# Understanding Recurrent Neural Networks

Sources:

Andrej Karpathy blog: The Unreasonable Effectiveness of Recurrent Neural Networks http://karpathy.github.io/2015/05/21/rnn-effectiveness/

Stanford cs231n (spring 2017) lecture 10: Recurrent Neural Networks https://www.youtube.com/watch?v=6niqTuYFZLQ

Visualizing and Understanding Recurrent Networks https://arxiv.org/abs/1506.02078

## Context:

Neural networks like CNNs typically require some fixed-size input, and produce a fixed-size output (see one-to-one in figure below).

RNNs can operate on every item of a sequence; so the length of that sequence can very in size. The output can also vary in size.

- One to many: eg, given an input image, produce a sequence of words that describes it (image captioning)
- Many to one: eg, given an input sequence of words, produce a single label for the text (sentiment classification)
- Many to many: eg, given a sequence of English words, produce a sequence of French words (machine translation); or given a sequence of video frames, produce a sentence describing the scene.

You can also iterate over fixed-sized inputs on an RNN.

![img](./img/rnn-in-out-size.jpg)

## How does a RNN work?

Like a static variable in a class that gets updated every time some method is called, the hidden state in a RNN is updated by a new input. The updated hidden state is fed back into the model the next time it reads a new input.

![img](./img/rnn-recurrence-formula.png)

### Calculating new state and _recurrence_:

For example: for every word in a sentence, run the word through the RNN function (the input word can be a one-hot encoded vector):

$$h_t = \tanh ( W_{hh} h_{t-1} + W_{xh} x_t )$$

At the first step ($t = 1$), the function takes the first word $x_1$, and a hidden state $h$ as inputs. Since the hidden state is initialized to a vector of zeroes, the first hidden state is essentially the tanh of the first word (tanh is applied element-wise; it squashes each value to betwenn -1 and 1):

$$h_1 = \tanh ( W_{xh} x_1 )$$

![img](./img/rnn-step1.png)

The second word $x_2$ together with previous step's hidden state $h_1$ are fed into the same function to produce a new hidden state $h_2$:

$$h_2 = \tanh ( W_{hh} h_1 + W_{xh} x_2 )$$

![img](./img/rnn-step2.png)

This process is repeated until the end of the sentence.

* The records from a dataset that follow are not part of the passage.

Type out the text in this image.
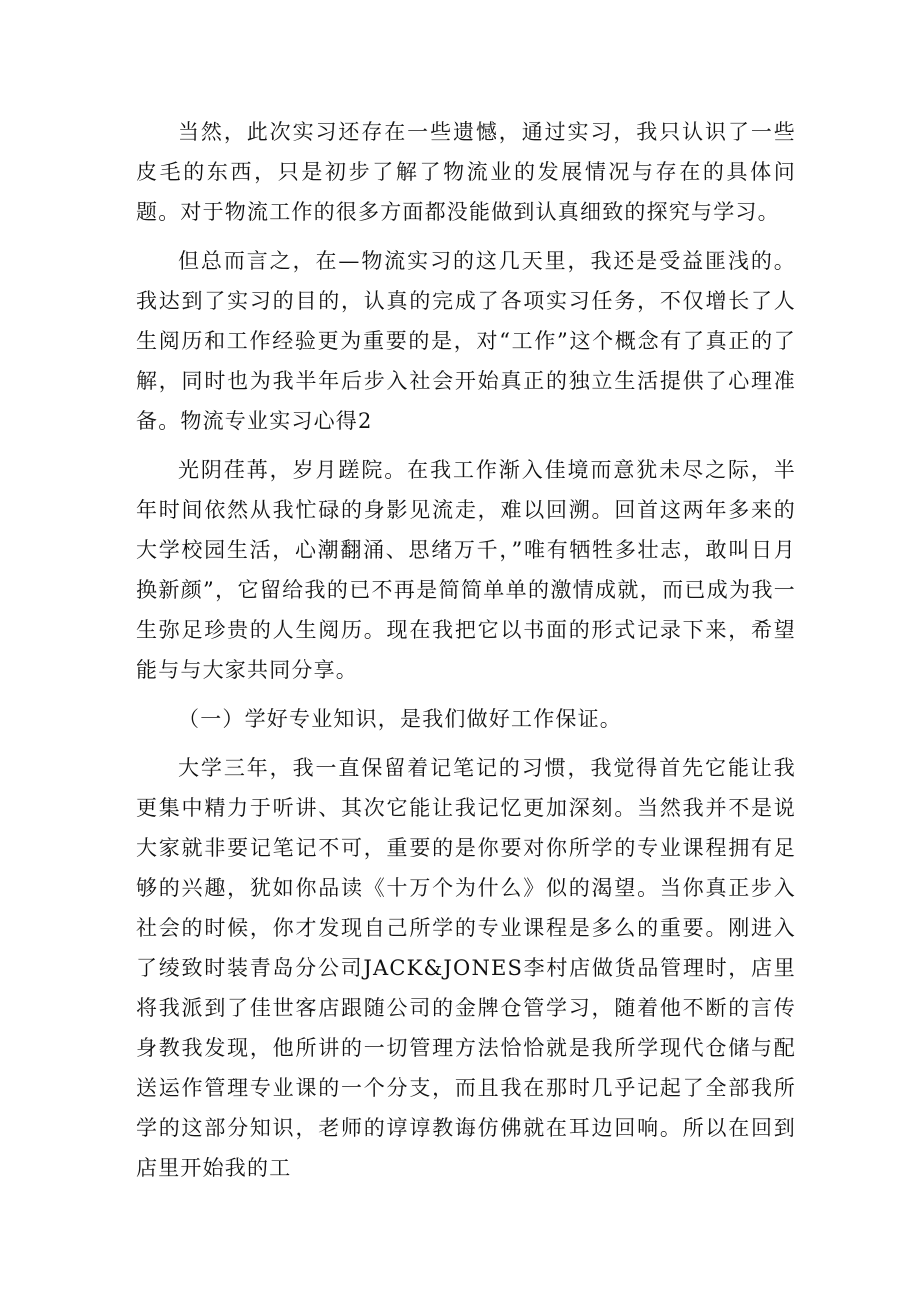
当然，此次实习还存在一些遗憾，通过实习，我只认识了一些皮毛的东西，只是初步了解了物流业的发展情况与存在的具体问题。对于物流工作的很多方面都没能做到认真细致的探究与学习。

但总而言之，在—物流实习的这几天里，我还是受益匪浅的。我达到了实习的目的，认真的完成了各项实习任务，不仅增长了人生阅历和工作经验更为重要的是，对“工作”这个概念有了真正的了解，同时也为我半年后步入社会开始真正的独立生活提供了心理准备。物流专业实习心得2

光阴荏苒，岁月蹉院。在我工作渐入佳境而意犹未尽之际，半年时间依然从我忙碌的身影见流走，难以回溯。回首这两年多来的大学校园生活，心潮翻涌、思绪万千，”唯有牺牲多壮志，敢叫日月换新颜”，它留给我的已不再是简简单单的激情成就，而已成为我一生弥足珍贵的人生阅历。现在我把它以书面的形式记录下来，希望能与与大家共同分享。

（一）学好专业知识，是我们做好工作保证。

大学三年，我一直保留着记笔记的习惯，我觉得首先它能让我更集中精力于听讲、其次它能让我记忆更加深刻。当然我并不是说大家就非要记笔记不可，重要的是你要对你所学的专业课程拥有足够的兴趣，犹如你品读《十万个为什么》似的渴望。当你真正步入社会的时候，你才发现自己所学的专业课程是多么的重要。刚进入了绫致时装青岛分公司JACK&JONES李村店做货品管理时，店里将我派到了佳世客店跟随公司的金牌仓管学习，随着他不断的言传身教我发现，他所讲的一切管理方法恰恰就是我所学现代仓储与配送运作管理专业课的一个分支，而且我在那时几乎记起了全部我所学的这部分知识，老师的谆谆教诲仿佛就在耳边回响。所以在回到店里开始我的工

![img](./img/rnn-step3.png)

Both $x_t$ and $h_t$ have their own set of weights $W_{xh}$ and $W_{hh}$ (as a fully connected layer) that remain unchanged during the forward pass.

![img](./img/rnn-step3-weights.png)

If you want to produce an output $y_t$ at each step, you can introduce another set of weights $W_{hy}$ for the calculation:

$$y_t = W_{hy} \times h_t $$

![img](./img/rnn-step3-outputs.png)

In code, it looks like this:

In [None]:
class RNN:
    '''A single recurrent cell'''
    def step(self, x):
        '''Update the hidden state'''
        self.h = np.tanh(np.dot(self.W_hh, self.h) + np.dot(self.W_xh, x))
        # Optional: compute the output vector
        y = np.dot(self.W_hy, self.h)
        return y

rnn = RNN()

Reminder: `np.dot(a, b)` is the [dot-product](https://en.wikipedia.org/wiki/Dot_product#Algebraic_definition) of 2 vectors (__not__ element-wise!).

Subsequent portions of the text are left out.